Life in Spain 2: Moans:-
- I'm still finding it impossible to access the site of the Spanish national rail operator, Renfe. So I wasn't surprised to see that renfe.com is rated 1.0 out of 5. And that someone had posted on Tripadvisor: It’s the most dysfunctional website I’ve ever used. Fortunately, one can get train times from the Corte Inglés site.
- Corporate Spain seems to me to show a lack of concern about their customers having to waste time to get things done. So it is that today I will be making my 3rd visit to Banco Pastor/Popular to close my account and withdraw the cash in it.
- Another case in point . . . Having moved banks, I've had to change all my direct debits. Doing this with Telefónica(Movistar) yesterday, I was told that the current bill - due June 1 – was in process and couldn't be stopped. After Pastor has rejected it, I have to go to the Post Office and pay the bill there. Even more irritating than this were the dogged attempts by the employee to sell me:- 1. A new package which would raise my bill, and 2. A second mobile phone. In the end, I had to put down the phone to stop the spiel. And then there was the bloody machine follow-up call asking me to rate the service! As I've been saying for years, I'm not sure Telefónica really understands the concept of customer orientation. They just play at it, using IT technology but retaining monopolistic corporate attitudes.
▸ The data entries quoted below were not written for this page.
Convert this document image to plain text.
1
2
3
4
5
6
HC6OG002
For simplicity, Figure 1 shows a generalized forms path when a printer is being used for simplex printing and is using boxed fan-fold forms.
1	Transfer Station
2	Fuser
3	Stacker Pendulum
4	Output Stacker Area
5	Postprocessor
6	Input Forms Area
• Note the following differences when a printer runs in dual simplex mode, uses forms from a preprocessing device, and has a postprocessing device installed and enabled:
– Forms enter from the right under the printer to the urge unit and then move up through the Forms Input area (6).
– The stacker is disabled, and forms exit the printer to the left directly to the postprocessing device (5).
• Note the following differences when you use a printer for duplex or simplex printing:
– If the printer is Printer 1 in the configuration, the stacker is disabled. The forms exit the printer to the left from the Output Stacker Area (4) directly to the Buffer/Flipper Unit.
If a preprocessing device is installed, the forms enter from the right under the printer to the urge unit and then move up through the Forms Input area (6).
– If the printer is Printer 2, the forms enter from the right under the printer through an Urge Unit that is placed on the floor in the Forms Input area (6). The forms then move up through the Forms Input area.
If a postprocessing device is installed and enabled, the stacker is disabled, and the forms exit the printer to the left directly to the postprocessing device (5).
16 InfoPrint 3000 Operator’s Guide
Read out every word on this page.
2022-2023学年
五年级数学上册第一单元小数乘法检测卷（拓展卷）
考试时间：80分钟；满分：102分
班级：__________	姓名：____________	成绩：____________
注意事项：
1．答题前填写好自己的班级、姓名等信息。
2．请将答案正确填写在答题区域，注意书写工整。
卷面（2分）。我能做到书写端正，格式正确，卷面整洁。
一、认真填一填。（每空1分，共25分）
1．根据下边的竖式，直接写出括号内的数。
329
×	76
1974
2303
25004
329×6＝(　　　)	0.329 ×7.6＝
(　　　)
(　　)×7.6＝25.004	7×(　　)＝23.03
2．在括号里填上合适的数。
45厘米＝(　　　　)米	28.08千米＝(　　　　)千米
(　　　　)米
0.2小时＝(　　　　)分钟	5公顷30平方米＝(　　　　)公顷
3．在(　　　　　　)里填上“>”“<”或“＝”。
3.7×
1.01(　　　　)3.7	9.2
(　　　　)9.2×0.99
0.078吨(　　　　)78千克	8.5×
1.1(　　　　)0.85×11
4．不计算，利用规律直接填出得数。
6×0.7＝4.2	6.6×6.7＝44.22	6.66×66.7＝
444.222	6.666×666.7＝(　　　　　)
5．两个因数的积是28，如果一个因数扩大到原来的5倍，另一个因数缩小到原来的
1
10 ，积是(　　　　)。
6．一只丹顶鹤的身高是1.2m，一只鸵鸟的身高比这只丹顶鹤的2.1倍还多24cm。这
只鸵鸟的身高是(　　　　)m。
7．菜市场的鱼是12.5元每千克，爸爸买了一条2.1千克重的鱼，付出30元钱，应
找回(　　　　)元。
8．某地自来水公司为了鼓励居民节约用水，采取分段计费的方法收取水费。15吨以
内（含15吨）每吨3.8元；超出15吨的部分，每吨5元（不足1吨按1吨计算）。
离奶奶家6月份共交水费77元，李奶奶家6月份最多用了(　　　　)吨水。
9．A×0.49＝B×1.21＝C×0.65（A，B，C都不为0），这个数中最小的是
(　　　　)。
- The issue of a high speed train from La Coruña right down to Lisbon has been resurrected, after Le Crisis killed it years ago. I can't imagine it'll be operating before 2040. If ever.
- Six years after the Galician government announced it was going to coordinate the development of our 3 suboptimal airports, it has now admitted that localism has totally prevented this and that the relevant 3 cities continue to engage in subsidy battles that are doing the region no favours at all.
- On the day I was witness to a near collision between 2 drivers each in the wrong lane on a roundabout/circle, I read that the new turborotondas - which have lanes painted on them - have significantly reduced the accident rate. We need more of them.
- I daily watch 'pilgrims' enter Pontevedra's old quarter via the Portuguese Gate and then - for the most part - turn immediately left down the camino to leave the city across Burgo bridge. Meaning they don't see the gem of our old quarter. About which I am rather ambivalent. I often give pilgrims a (free) tour of our wonderful casco viejo but I'm not sure I really want more tourists there.
Finally . . . You have to laugh . . . Donald Trump – quite possibly the most divisive politician in world history – has complained that current developments show that “We’re not together as a country.” Nowt to do with him, it seems.